A steady prayer of mine for months leading up to the beginning of the program was that God provide me with a sense of comfortability about it all. To feel content in where I am at and what I am doing. And though I am in no way undermining the fact that God hears and answers prayer, I am already sensing restlessness in what it is I asked for.
Another prayer of mine is that the Lord continue to mold me into being a bold and confident woman of faith and because I care more about what I think of God, what kind of young woman I am, and how I am contributing to the world, I must sprint from this comfort I find myself in.
I don’t think God cares too much about our comfortability, that we feel settled at all times. Now don’t get me wrong, I believe in comfortability. I love how beautiful familiarity is; it is steady, restful, and delightful, but it is not the environment for growth. And if that’s what I am pursuing, especially enough to do a Fellow’s program instead of moving to NY, LA, or staying in Nashville, I have to honor that.

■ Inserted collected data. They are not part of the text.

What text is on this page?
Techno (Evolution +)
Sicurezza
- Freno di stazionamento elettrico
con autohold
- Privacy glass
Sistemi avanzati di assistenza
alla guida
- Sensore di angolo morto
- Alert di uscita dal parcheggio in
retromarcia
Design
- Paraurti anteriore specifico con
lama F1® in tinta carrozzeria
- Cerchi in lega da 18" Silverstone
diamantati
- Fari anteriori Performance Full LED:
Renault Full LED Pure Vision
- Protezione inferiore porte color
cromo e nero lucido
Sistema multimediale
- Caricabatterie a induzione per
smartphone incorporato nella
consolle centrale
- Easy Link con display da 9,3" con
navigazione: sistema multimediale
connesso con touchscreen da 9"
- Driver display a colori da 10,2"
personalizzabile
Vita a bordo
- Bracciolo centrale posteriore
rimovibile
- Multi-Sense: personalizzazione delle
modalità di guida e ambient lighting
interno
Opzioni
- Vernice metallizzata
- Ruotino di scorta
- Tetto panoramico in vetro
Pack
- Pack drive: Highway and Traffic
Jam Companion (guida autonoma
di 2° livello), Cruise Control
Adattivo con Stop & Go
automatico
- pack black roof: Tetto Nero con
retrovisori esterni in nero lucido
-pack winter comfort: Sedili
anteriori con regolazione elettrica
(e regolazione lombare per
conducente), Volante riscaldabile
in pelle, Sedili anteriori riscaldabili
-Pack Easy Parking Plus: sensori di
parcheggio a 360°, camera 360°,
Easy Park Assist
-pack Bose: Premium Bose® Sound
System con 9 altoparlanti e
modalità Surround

I need to be bothered, irritated, and for lack of better words feel uncomfortable and out of control. I am choosing to allow faithfulness to His Word transform how I step out and press in.
I want to deliberately explore new habits and ways to challenge myself to growth. It could be as simple as not being on social media when I could be reading for homework (...), leaning into uncomfortable conversations with myself, and putting myself even more out there with people within fellow’s, the church, and in Raleigh.
I love that the Lord has shown Himself through my friends here in Raleigh. That He has shown me that He honors my experience here and truly wants to show me enriched community. He has blessed me with THE EASIEST people to love and celebrate. However, I am so thankful He calls me to more; to continue to press in and step out in faith because being uncomfortable is so much better - and more fun.